As you pointed out, with 4 possibilities all equally likely, the entropy is 2, which is the maximum for 4 possible outcomes. This is because entropy is defined as:
$$
H(X)=-\sum_ip(x_i)\log_bp(x_i)
$$
In your example, you're using base 2 for the logarithm (i.e. $b=2$), which is a common choice and leads to an answer that has units of bits. For 4 equally likely outcomes, we have $p(x_i)=1/4$ for all $i$, so substituting that into the equation we get $H(X) = -\sum_i\frac{1}{4}log_2\frac{1}{4}=-4\times\frac{1}{4}\times-2=2$.
If the possible outcomes (base pairs) aren't (a priori) equally likely for a given position in the sequence, you can get an entropy anywhere between 0-2 bits. For instance, an entropy of 1 can result from knowing that only 2 base pairs are possible at that position (e.g. only A or C), and equally likely.

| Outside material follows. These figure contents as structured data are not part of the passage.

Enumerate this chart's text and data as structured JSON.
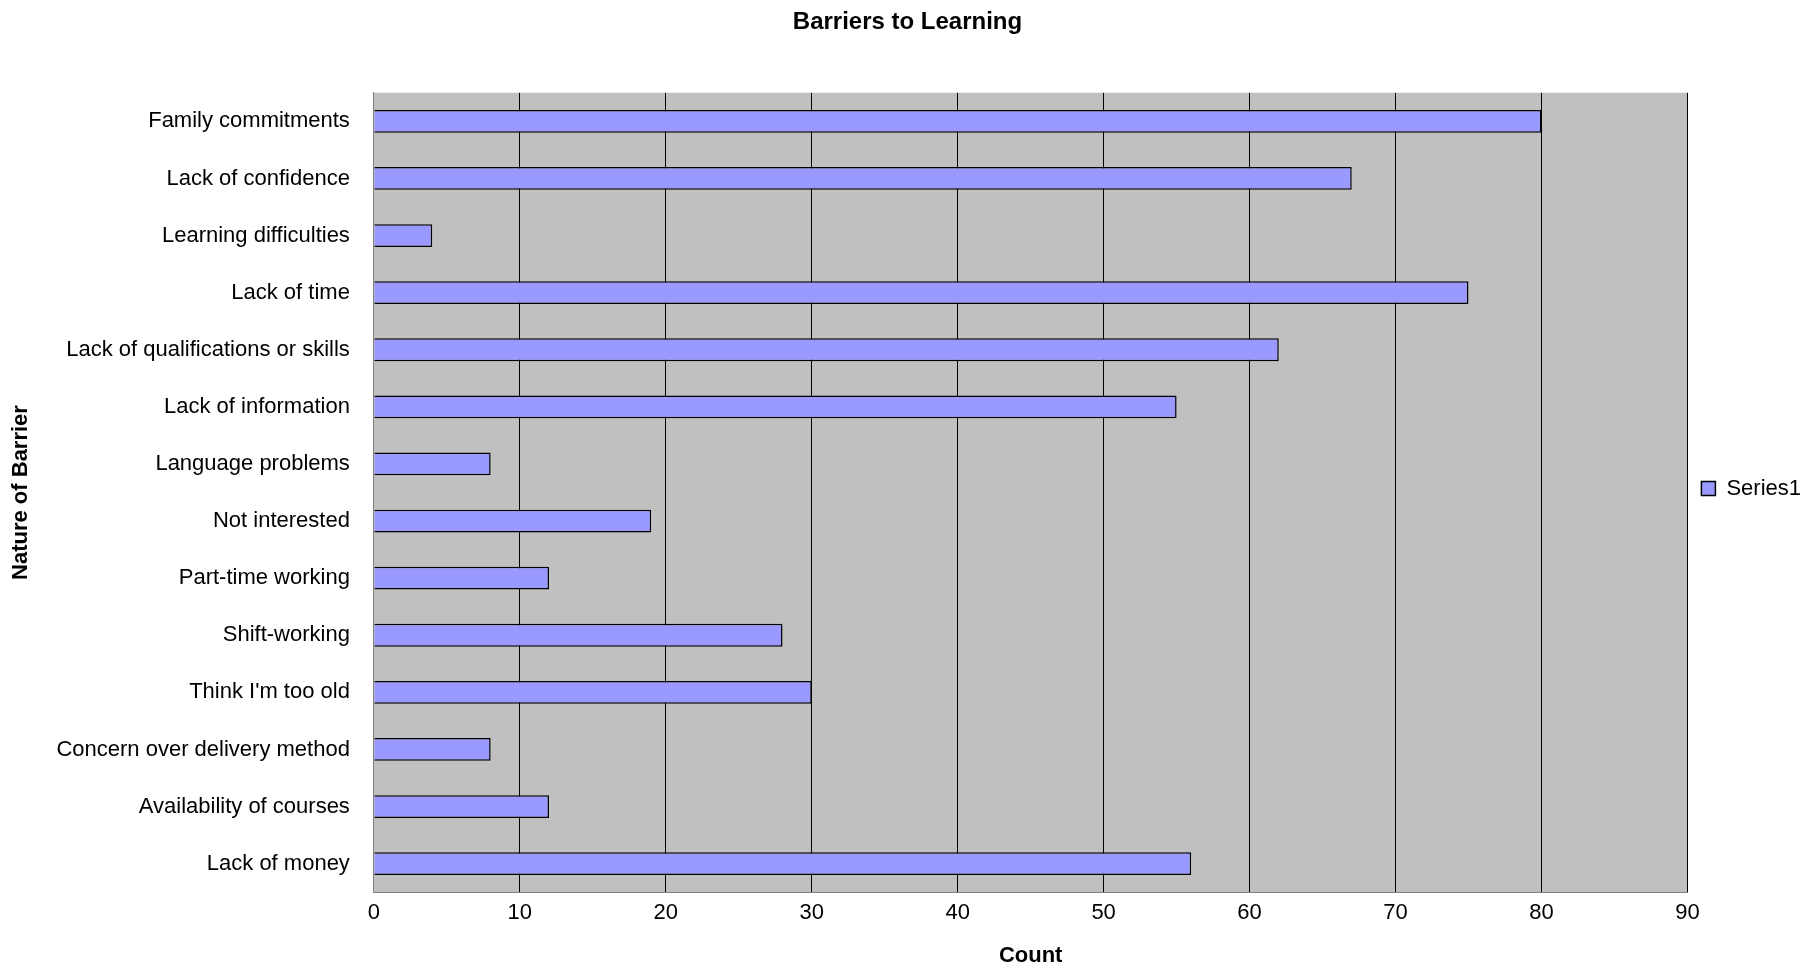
{
  "chart_data": {
    "type": "bar",
    "orientation": "horizontal",
    "title": "Barriers to Learning",
    "xlabel": "Count",
    "ylabel": "Nature of Barrier",
    "categories": [
      "Family commitments",
      "Lack of confidence",
      "Learning difficulties",
      "Lack of time",
      "Lack of qualifications or skills",
      "Lack of information",
      "Language problems",
      "Not interested",
      "Part-time working",
      "Shift-working",
      "Think I'm too old",
      "Concern over delivery method",
      "Availability of courses",
      "Lack of money"
    ],
    "series": [
      {
        "name": "Series1",
        "color": "#9999ff",
        "values": [
          80,
          67,
          4,
          75,
          62,
          55,
          8,
          19,
          12,
          28,
          30,
          8,
          12,
          56
        ]
      }
    ],
    "xlim": [
      0,
      90
    ],
    "xticks": [
      0,
      10,
      20,
      30,
      40,
      50,
      60,
      70,
      80,
      90
    ],
    "grid": "x",
    "legend": "right"
  }
}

Those get probability $1/2$, while the others have probability $0$, which results in: $H(X)=-2\times\frac{1}{2}\times\log_2\frac{1}{2}-2\times0\times\log_20=-1\times-1=1$.

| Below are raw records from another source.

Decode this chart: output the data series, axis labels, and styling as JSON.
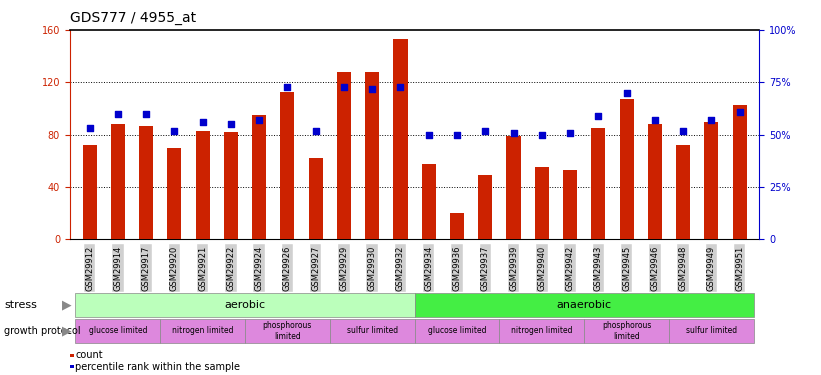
{
  "title": "GDS777 / 4955_at",
  "samples": [
    "GSM29912",
    "GSM29914",
    "GSM29917",
    "GSM29920",
    "GSM29921",
    "GSM29922",
    "GSM29924",
    "GSM29926",
    "GSM29927",
    "GSM29929",
    "GSM29930",
    "GSM29932",
    "GSM29934",
    "GSM29936",
    "GSM29937",
    "GSM29939",
    "GSM29940",
    "GSM29942",
    "GSM29943",
    "GSM29945",
    "GSM29946",
    "GSM29948",
    "GSM29949",
    "GSM29951"
  ],
  "counts": [
    72,
    88,
    87,
    70,
    83,
    82,
    95,
    113,
    62,
    128,
    128,
    153,
    58,
    20,
    49,
    79,
    55,
    53,
    85,
    107,
    88,
    72,
    90,
    103
  ],
  "percentile": [
    53,
    60,
    60,
    52,
    56,
    55,
    57,
    73,
    52,
    73,
    72,
    73,
    50,
    50,
    52,
    51,
    50,
    51,
    59,
    70,
    57,
    52,
    57,
    61
  ],
  "ylim_left": [
    0,
    160
  ],
  "ylim_right": [
    0,
    100
  ],
  "yticks_left": [
    0,
    40,
    80,
    120,
    160
  ],
  "yticks_right": [
    0,
    25,
    50,
    75,
    100
  ],
  "ytick_labels_right": [
    "0",
    "25%",
    "50%",
    "75%",
    "100%"
  ],
  "bar_color": "#cc2200",
  "dot_color": "#0000cc",
  "stress_aerobic_color": "#bbffbb",
  "stress_anaerobic_color": "#44ee44",
  "growth_color": "#dd88dd",
  "xtick_bg": "#d0d0d0",
  "stress_label": "stress",
  "growth_label": "growth protocol",
  "stress_aerobic_label": "aerobic",
  "stress_anaerobic_label": "anaerobic",
  "growth_groups": [
    {
      "label": "glucose limited",
      "start": 0,
      "end": 3
    },
    {
      "label": "nitrogen limited",
      "start": 3,
      "end": 6
    },
    {
      "label": "phosphorous\nlimited",
      "start": 6,
      "end": 9
    },
    {
      "label": "sulfur limited",
      "start": 9,
      "end": 12
    },
    {
      "label": "glucose limited",
      "start": 12,
      "end": 15
    },
    {
      "label": "nitrogen limited",
      "start": 15,
      "end": 18
    },
    {
      "label": "phosphorous\nlimited",
      "start": 18,
      "end": 21
    },
    {
      "label": "sulfur limited",
      "start": 21,
      "end": 24
    }
  ],
  "legend_count_label": "count",
  "legend_percentile_label": "percentile rank within the sample",
  "bar_width": 0.5
}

Fractional numbers are also entirely possible. For instance, if you know that only 3 base pairs are possible, one with probability $1/2$ and the other two both with probability $1/4$, you get an entropy for that position of about 0.801.
In general, numbers closer to 2 in your example indicate that the probabilities of your outcomes are close to uniform, while numbers closer to 0 mean that the probability is more concentrated (with an entropy of 0 meaning only one base pair was possible at that location to begin with, so you have 0 surprise at observing that outcome).